Ne riez pas, colonel, reprit Arthur, cela est moins ridicule que vous ne paraissez le croire. En Amérique, le chemin de fer est le pionnier de la civilisation. Il pénètre dans les déserts, et les déserts se peuplent à sa suite.
Il est arrivé souvent que les buffets, créés et entretenus par les Compagnies en pleines solitudes, sont devenus le noyau de villages transformés comme par miracle en villes d'une importance considérable. C'est un grand peuple que le peuple américain, il ne faut pas s'y tromper. Pourquoi faut-il que la police y soit si mal faite et que des coquins puissent vous dévaliser impunément !
— Mon pauvre Arthur, lui dis-je, vous pensez donc toujours à votre associé infidèle?
— J'y penserai, reprit-il, jusqu'à ce que j'aie découvert, à force de réflexions, les moyens de m'emparer de sa personne.
— Réfléchissez, réfléchissez, dit ironiquement le colonel; si cela ne fait pas de bien à votre ex-associé, cela ne pourra pas lui faire de mal.

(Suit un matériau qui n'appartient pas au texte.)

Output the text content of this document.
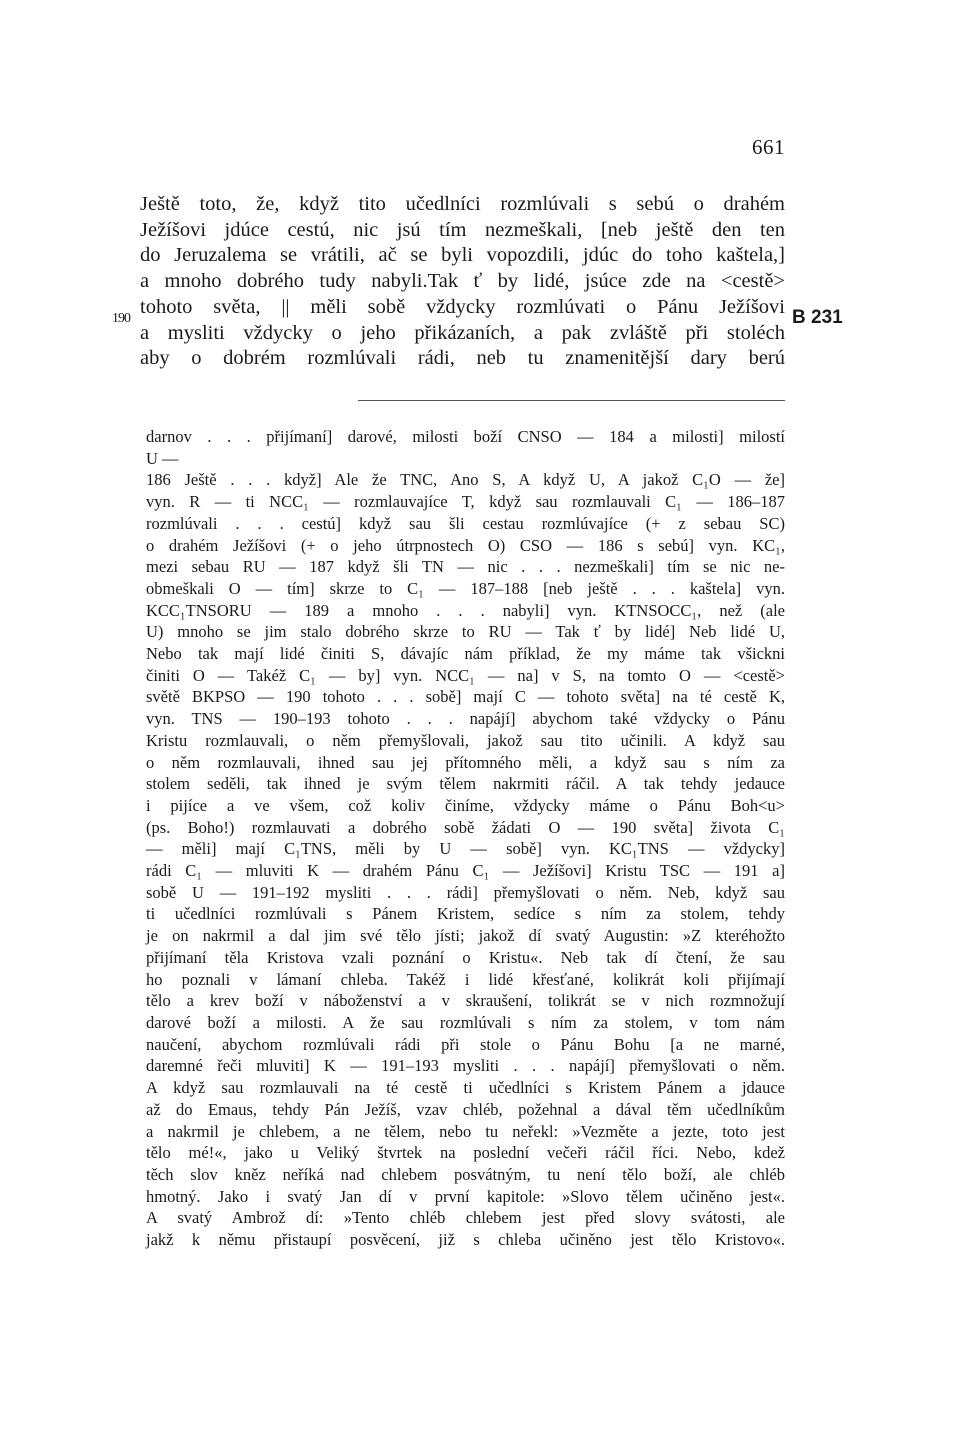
661
190	B 231
Ještě toto, že, když tito učedlníci rozmlúvali s sebú o drahém
Ježíšovi jdúce cestú, nic jsú tím nezmeškali, [neb ještě den ten
do Jeruzalema se vrátili, ač se byli vopozdili, jdúc do toho kaštela,]
a mnoho dobrého tudy nabyli.Tak ť by lidé, jsúce zde na <cestě>
tohoto světa, || měli sobě vždycky rozmlúvati o Pánu Ježíšovi
a mysliti vždycky o jeho přikázaních, a pak zvláště při stoléch
aby o dobrém rozmlúvali rádi, neb tu znamenitější dary berú
darnov . . . přijímaní] darové, milosti boží CNSO — 184 a milosti] milostí
U —
186 Ještě . . . když] Ale že TNC, Ano S, A když U, A jakož C₁O — že]
vyn. R — ti NCC₁ — rozmlauvajíce T, když sau rozmlauvali C₁ — 186–187
rozmlúvali . . . cestú] když sau šli cestau rozmlúvajíce (+ z sebau SC)
o drahém Ježíšovi (+ o jeho útrpnostech O) CSO — 186 s sebú] vyn. KC₁,
mezi sebau RU — 187 když šli TN — nic . . . nezmeškali] tím se nic ne-
obmeškali O — tím] skrze to C₁ — 187–188 [neb ještě . . . kaštela] vyn.
KCC₁TNSORU — 189 a mnoho . . . nabyli] vyn. KTNSOCC₁, než (ale
U) mnoho se jim stalo dobrého skrze to RU — Tak ť by lidé] Neb lidé U,
Nebo tak mají lidé činiti S, dávajíc nám příklad, že my máme tak všickni
činiti O — Takéž C₁ — by] vyn. NCC₁ — na] v S, na tomto O — <cestě>
světě BKPSO — 190 tohoto . . . sobě] mají C — tohoto světa] na té cestě K,
vyn. TNS — 190–193 tohoto . . . napájí] abychom také vždycky o Pánu
Kristu rozmlauvali, o něm přemyšlovali, jakož sau tito učinili. A když sau
o něm rozmlauvali, ihned sau jej přítomného měli, a když sau s ním za
stolem seděli, tak ihned je svým tělem nakrmiti ráčil. A tak tehdy jedauce
i pijíce a ve všem, což koliv činíme, vždycky máme o Pánu Boh<u>
(ps. Boho!) rozmlauvati a dobrého sobě žádati O — 190 světa] života C₁
— měli] mají C₁TNS, měli by U — sobě] vyn. KC₁TNS — vždycky]
rádi C₁ — mluviti K — drahém Pánu C₁ — Ježíšovi] Kristu TSC — 191 a]
sobě U — 191–192 mysliti . . . rádi] přemyšlovati o něm. Neb, když sau
ti učedlníci rozmlúvali s Pánem Kristem, sedíce s ním za stolem, tehdy
je on nakrmil a dal jim své tělo jísti; jakož dí svatý Augustin: »Z kteréhožto
přijímaní těla Kristova vzali poznání o Kristu«. Neb tak dí čtení, že sau
ho poznali v lámaní chleba. Takéž i lidé křesťané, kolikrát koli přijímají
tělo a krev boží v náboženství a v skraušení, tolikrát se v nich rozmnožují
darové boží a milosti. A že sau rozmlúvali s ním za stolem, v tom nám
naučení, abychom rozmlúvali rádi při stole o Pánu Bohu [a ne marné,
daremné řeči mluviti] K — 191–193 mysliti . . . napájí] přemyšlovati o něm.
A když sau rozmlauvali na té cestě ti učedlníci s Kristem Pánem a jdauce
až do Emaus, tehdy Pán Ježíš, vzav chléb, požehnal a dával těm učedlníkům
a nakrmil je chlebem, a ne tělem, nebo tu neřekl: »Vezměte a jezte, toto jest
tělo mé!«, jako u Veliký štvrtek na poslední večeři ráčil říci. Nebo, kdež
těch slov kněz neříká nad chlebem posvátným, tu není tělo boží, ale chléb
hmotný. Jako i svatý Jan dí v první kapitole: »Slovo tělem učiněno jest«.
A svatý Ambrož dí: »Tento chléb chlebem jest před slovy svátosti, ale
jakž k němu přistaupí posvěcení, již s chleba učiněno jest tělo Kristovo«.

En approchant de Buffalo, le paysage devient sauvage, inculte en certains endroits. De loin en loin seulement on aperçoit, au milieu des massifs d'une végétation vigoureuse et vierge, ce qu'on appelle en Amérique un log-house. C'est une cabane faite de jeunes troncs d'arbres de dix à quinze pieds de long, posés les uns sur les autres, à angles droits, alternativement.
Pour boucher les interstices, on se sert d'une sorte de mortier formé de boue, de terre glaise et de branchages cassés menus. Le log-house est le premier abri du défricheur.
Quand il a construit sa demeure, il met le feu aux bois qui l'environnent et laisse brûler, au grand déplaisir des bêtes fauves et des reptiles, qui se sauvent de toute part et brûlent en hurlant, en criant et en sifflant d'une manière effrayante. Lorsque le feu n'a plus laissé des arbres que le tronc, c'est au cultivateur à les enlever avec les racines.
Pour cela on se sert d'un instrument qui n'est autre chose qu'un énorme tire-bouchon. Ce tire-bouchon gigantesque pénètre de toute sa longueur dans le tronc de chaque arbre, et on l'arrache ainsi au moyen d'une locomobile à vapeur, d'un cheval, ou à bras d'homme.
C'est une opération lente et malsaine à cause des exhalaisons de la terre, qui donnent certaines fièvres intermittentes souvent mortelles. Aussi ne saurait-on trop admirer le courage et le dévouement des défricheurs, qui, en Amérique, sont les pères nourriciers de l'humanité.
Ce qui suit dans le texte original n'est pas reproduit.